I’ve already lived through one period of time where my patriotism has been wrongly questioned, so I’ve built a thick skin against such attacks. I’m not afraid to point out the errant opinions and statements made by this or any other political leader. Such social “checks” on lawmakers or other figures are necessary for society to flourish, and it’s incumbent on journalists across the nation to keep the pressure on during this troubling era of American politics.

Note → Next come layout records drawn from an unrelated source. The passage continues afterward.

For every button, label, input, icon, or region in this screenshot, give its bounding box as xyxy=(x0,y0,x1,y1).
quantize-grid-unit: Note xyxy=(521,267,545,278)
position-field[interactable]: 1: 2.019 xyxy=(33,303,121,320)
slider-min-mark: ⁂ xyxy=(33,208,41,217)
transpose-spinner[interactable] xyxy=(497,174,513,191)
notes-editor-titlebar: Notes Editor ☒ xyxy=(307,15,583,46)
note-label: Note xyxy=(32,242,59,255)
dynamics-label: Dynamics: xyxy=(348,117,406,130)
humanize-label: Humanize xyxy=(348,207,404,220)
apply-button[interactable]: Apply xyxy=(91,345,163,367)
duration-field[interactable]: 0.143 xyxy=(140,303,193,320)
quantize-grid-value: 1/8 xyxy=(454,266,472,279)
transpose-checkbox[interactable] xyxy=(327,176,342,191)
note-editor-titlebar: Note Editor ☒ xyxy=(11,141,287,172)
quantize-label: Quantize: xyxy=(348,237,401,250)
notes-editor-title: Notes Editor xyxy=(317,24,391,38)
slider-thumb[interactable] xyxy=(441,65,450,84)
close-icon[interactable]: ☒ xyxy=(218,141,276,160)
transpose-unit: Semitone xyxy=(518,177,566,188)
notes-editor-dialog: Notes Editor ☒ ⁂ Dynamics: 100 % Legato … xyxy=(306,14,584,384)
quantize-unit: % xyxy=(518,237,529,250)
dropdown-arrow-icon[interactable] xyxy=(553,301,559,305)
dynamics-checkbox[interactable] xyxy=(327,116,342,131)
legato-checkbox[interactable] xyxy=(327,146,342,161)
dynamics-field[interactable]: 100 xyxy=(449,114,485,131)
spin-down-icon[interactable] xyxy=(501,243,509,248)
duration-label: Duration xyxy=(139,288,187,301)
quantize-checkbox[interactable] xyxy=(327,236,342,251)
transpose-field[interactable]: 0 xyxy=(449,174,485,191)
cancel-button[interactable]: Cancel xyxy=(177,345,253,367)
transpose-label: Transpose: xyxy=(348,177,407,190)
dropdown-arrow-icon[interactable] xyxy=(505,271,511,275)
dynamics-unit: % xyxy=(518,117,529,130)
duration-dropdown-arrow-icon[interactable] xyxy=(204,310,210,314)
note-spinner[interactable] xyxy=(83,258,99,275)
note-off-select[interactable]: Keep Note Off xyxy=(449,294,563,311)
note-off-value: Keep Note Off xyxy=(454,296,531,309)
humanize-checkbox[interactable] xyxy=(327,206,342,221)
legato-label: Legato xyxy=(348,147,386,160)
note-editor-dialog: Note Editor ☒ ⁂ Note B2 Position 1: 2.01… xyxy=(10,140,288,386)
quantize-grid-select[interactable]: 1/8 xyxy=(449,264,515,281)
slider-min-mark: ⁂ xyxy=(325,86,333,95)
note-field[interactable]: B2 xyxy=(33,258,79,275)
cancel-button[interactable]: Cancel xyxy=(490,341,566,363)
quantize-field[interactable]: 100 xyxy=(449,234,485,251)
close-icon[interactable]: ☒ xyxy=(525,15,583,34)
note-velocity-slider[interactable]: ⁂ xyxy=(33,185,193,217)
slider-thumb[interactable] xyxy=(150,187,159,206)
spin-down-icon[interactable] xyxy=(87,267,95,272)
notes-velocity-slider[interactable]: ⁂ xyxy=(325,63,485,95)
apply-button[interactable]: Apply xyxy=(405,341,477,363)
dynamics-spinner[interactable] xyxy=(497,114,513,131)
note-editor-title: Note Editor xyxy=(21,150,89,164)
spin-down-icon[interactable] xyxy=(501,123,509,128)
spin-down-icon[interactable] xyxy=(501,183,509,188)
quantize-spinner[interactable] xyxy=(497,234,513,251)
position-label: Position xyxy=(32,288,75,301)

Sadly, journalism as a profession is struggling in other ways, and it’s not just because of social media or due to a president that views newshounds as the “enemy.” The internet is still a relatively young phenomenon, and newspapers across the country continue to fail in finding ways to adapt to it. Headlines on a weekly basis highlight how digital newsrooms are cutting back staff, which comes at a huge cost to the public: the loss in potential stories those talented journalists could have covered were they still employed by those organizations.
But during such times of anxiety, we can take note of the things that are problematic, and find ways to change for the better. The issues that we see in Washington today are exposing deep fissures in our democracy, some of which can be prevented from happening again in the future if we’re willing to do the hard work to make it so. Reforms to our government processes and resistance to objectionable measures being carried out by this administration and others must be made known, and what’s more, countered against by those able to speak out.
We can also find ways to make journalism on the internet work. We can make improvements where others have failed, and determine a sustainable way in which people can continue to receive information from newsrooms that is imperative for them to know and understand.
A journalist’s work is often thankless — people assume that reporting on the issues will always happen, but behind every story is a person who did the work to get it to your computer or phone screen.
Thankless though it is, a journalist’s work provides great value, whether to a small community or to a broader set of readers across the nation.
I’m excited to be a part of this mission with VozWire, to continue on the next step of journalism as it continues to try and figure out this digital age. This site aims to be the turning point of media for the web, and I’m thrilled to have a hand in it. I invite you to check back often, to read all of the writers’ works on this site, and to continue to support journalism in the years ahead.
Your support, of this site and others, may well be the key factor in ensuring our democracy’s survival.